Les participants témoignent de la mutation profonde du paysage commercial dans les villes. Des hommes, mais également un nombre important de femmes, jeunes ou plus âgées, célibataires, mariées ou veuves, se rendent dans les supermarchés. Pourtant, l’approvisionnement du foyer n’est pas un rôle traditionnellement attribué aux femmes marocaines.

Il y a ma mère qui s’occupe de tout ce qui est achat quotidien et il y a mon père qui fait les courses le dimanche, il va au souk. Il ramène les fruits et légumes et les produits de nettoyage. La viande aussi. […] Il y a mon père qui fait les courses avec ses amis. Mais ma mère, elle part pas. [Mon père et ses amis] partent le dimanche matin et ils achètent ce dont ils ont besoin. Et ça a toujours été le cas. Ca n’a jamais changé. Et… c’est pour ça que je ne fais pas de courses. (Saida, 23 ans, employée).

Dans la société marocaine, le père de famille prend en charge les « grandes courses ». D’après notre première étude, les grandes courses se définissent au Maroc comme les achats mensuels de produits de droguerie et d’hygiène et les achats hebdomadaires ou mensuels de produits alimentaires. Les produits d’hygiène sont traditionnellement effectués auprès de grossistes et semi-grossistes indépendants. Les achats de poissons sont généralement effectués au port ou auprès d’un commerçant indépendant. Les

légumes, les fruits, la viande, et la volaille sont majoritairement réalisés dans les souks ou les marchés municipaux.

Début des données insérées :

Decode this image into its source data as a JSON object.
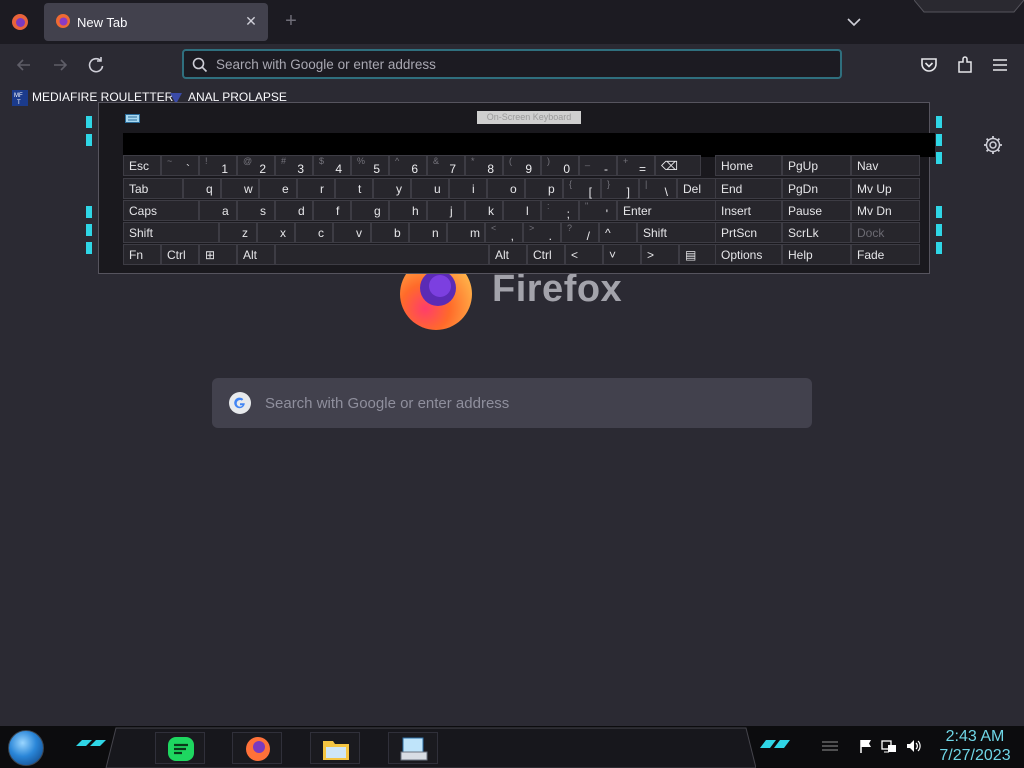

Lorsque s’implantèrent les premiers supermarchés, les clients étaient majoritairement masculins. Aujourd’hui, les femmes représentent une clientèle visible. Saida exprime ce changement.

Ma mère, elle a vu que les gens achètent et tout ça et qu’ils disent que c’est bon alors elle a commencé à acheter. C’est pour ça qu’elle a acheté de Acima [supermarché]. Après, si elle va à Acima, c’est pour des gels par exemple, des déodorants pour ma mère. Avant, quand il n’y avait pas Acima, elle partait chez Derb Omar [grossiste]. (Saida, 23 ans, employée).

Des femmes marocaines achètent désormais dans les libres-services, certaines ne sont plus limitées aux commerces de proximité. Les femmes urbaines marocaines semblent donc être une population plus sujette à des situations critiques lors de leurs achats dans le commerce moderne car elles sont nombreuses à ne pas avoir été socialisées aux courses ordinaires au cours de leur enfance. Comment font Saïda ou d’autres marocaines pour faire du shopping dans un supermarché? Quels mécanismes développent-elles pour effectuer ces achats ?

Il fallait trouver une ville marocaine pour installer notre recherche. La première étude offrait des éléments pour porter notre choix sur Casablanca. Des informations secondaires confortent ce choix.

Casablanca est la capitale économique du pays. À la fois premier pôle industriel et premier centre financier, elle représente aussi un pôle commercial important pour l’Afrique. Par ailleurs, plusieurs évènements sociaux ont montré par le passé que Casablanca est une ville propice aux changements sociaux. Elle contraste fortement avec des villes jugées plus conservatrices telles que Fès (Newcomb, 2009). A titre d’exemple, ce sont des femmes casablancaises qui, dans les années 50, ont été les

premières marocaines à oser troquer leur voile traditionnel pour la djellaba réservée jusqu’alors aux hommes. À cette époque, elles furent méprisées pour leur audace (Duteil, 2007).

En 1921, Farrère décrit déjà Casablanca comme un « trait d’union entre le Maroc

d’hier et le Maroc de demain » (Farrère, 1921, p. 117). Mais elle est aussi « un territoire qui hésite entre deux mondes, l’occidental et le monde arabe, et persévère dans cette double culture » (Duteil, 2007, p. 217). Aujourd’hui, les Marocains qui n’y

résident pas s’y rendent comme s’ils allaient en Europe, pour affaires ou pour leurs achats (Potier, 2006). La présente recherche est donc effectuée auprès des femmes casablancaises qui ont accès aux supermarchés.